Moreover, the first Canadian ever to win an Olympic gold medal on his home soil, Alexandre Bilodeau, has a medical and human backstory that would have been made for TV–had he been an American. Bilodeau, a French-Canadian from Montreal, won the Men’s Moguls. He has an older brother, Frederic, with cerebral palsy, and Alexandre — in addition to being a champion skier — is a strong advocate for the rights of the disabled. NBC, to give it its due, did use a clip of this story form the Canadian Broadcasting Corporation (which at least prevented Meredith from mangling the name “Bilodeau”), but that was all. It might have been interesting to hear what the frightening Candian health care system does for the disabled, since if the Bilodeau family lived in the United States, they would have been ineligible for most health insurance plans because their son has a pre-existing condition.
Another story you’re not likely to hear on NBC is that Canadian students outperform Americans on every international test.

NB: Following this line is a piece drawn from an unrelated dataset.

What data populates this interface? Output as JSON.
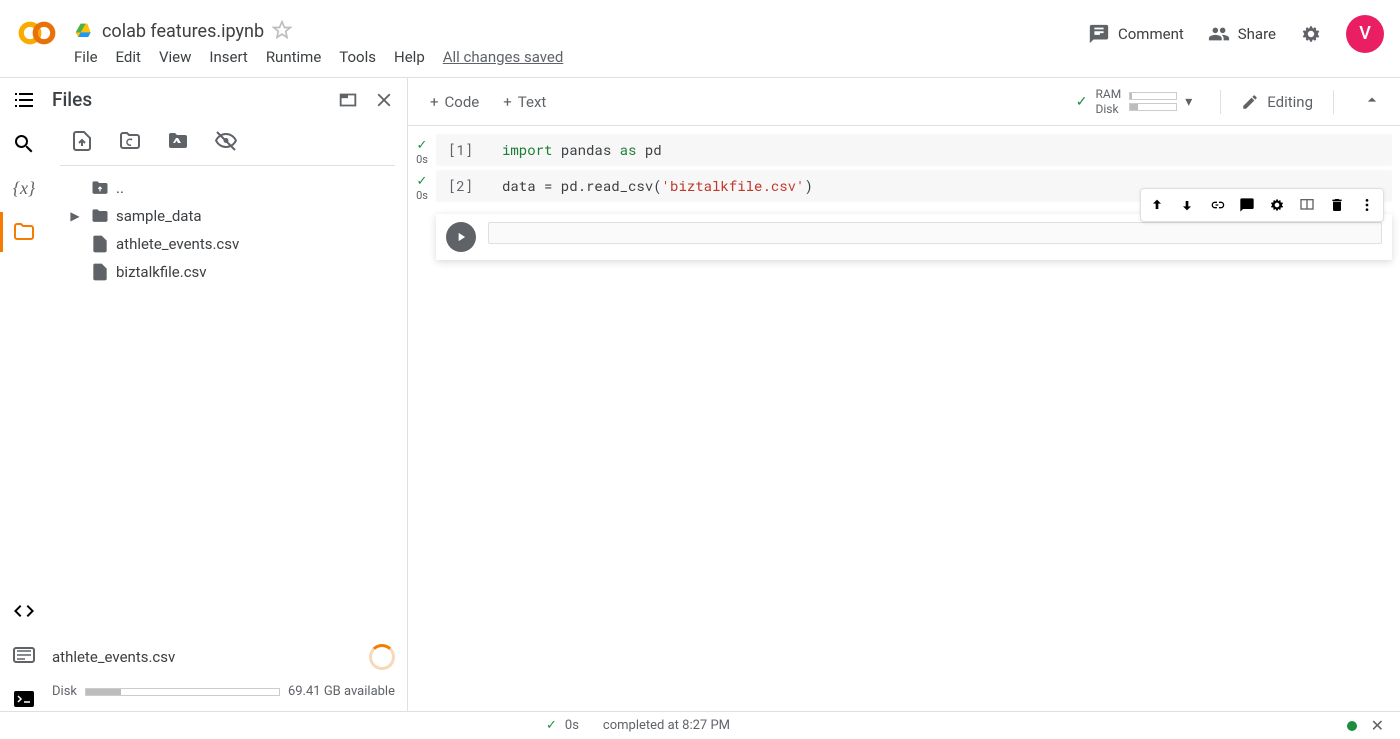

In the same report that ranked American students No. 15 in reading comprehension, released in December by the Paris-based Organization for Economic Cooperation and Development, the U.S. was down at No. 14 in science and No. 19 in math.
Pay attention to what you are hearing and seeing from Vancouver, even if you are not captivated by ski jumping, snowboarding and figure skating (which, alas, I am). American television has unwittingly, by omission more than commission, presented a portrait of a nation clinging to the stories it tells itself about the superiority of American morality, culture, and education. These illusions have played a crucial role in placing us way down in the standings that really count if we are to function effectively in a world in which neither the self-congratulatory “God bless America” mantra nor a gold medal on a slippery slope are measures of national excellence. And it’s impossible to Photoshop away the test scores of students in other countries who are beating us where it matters most. Oh, how I wish that every teacher could say “God Bless America” when his C students are outperformed once again by those non-Christian Asians and those secularly corrupt Europeans.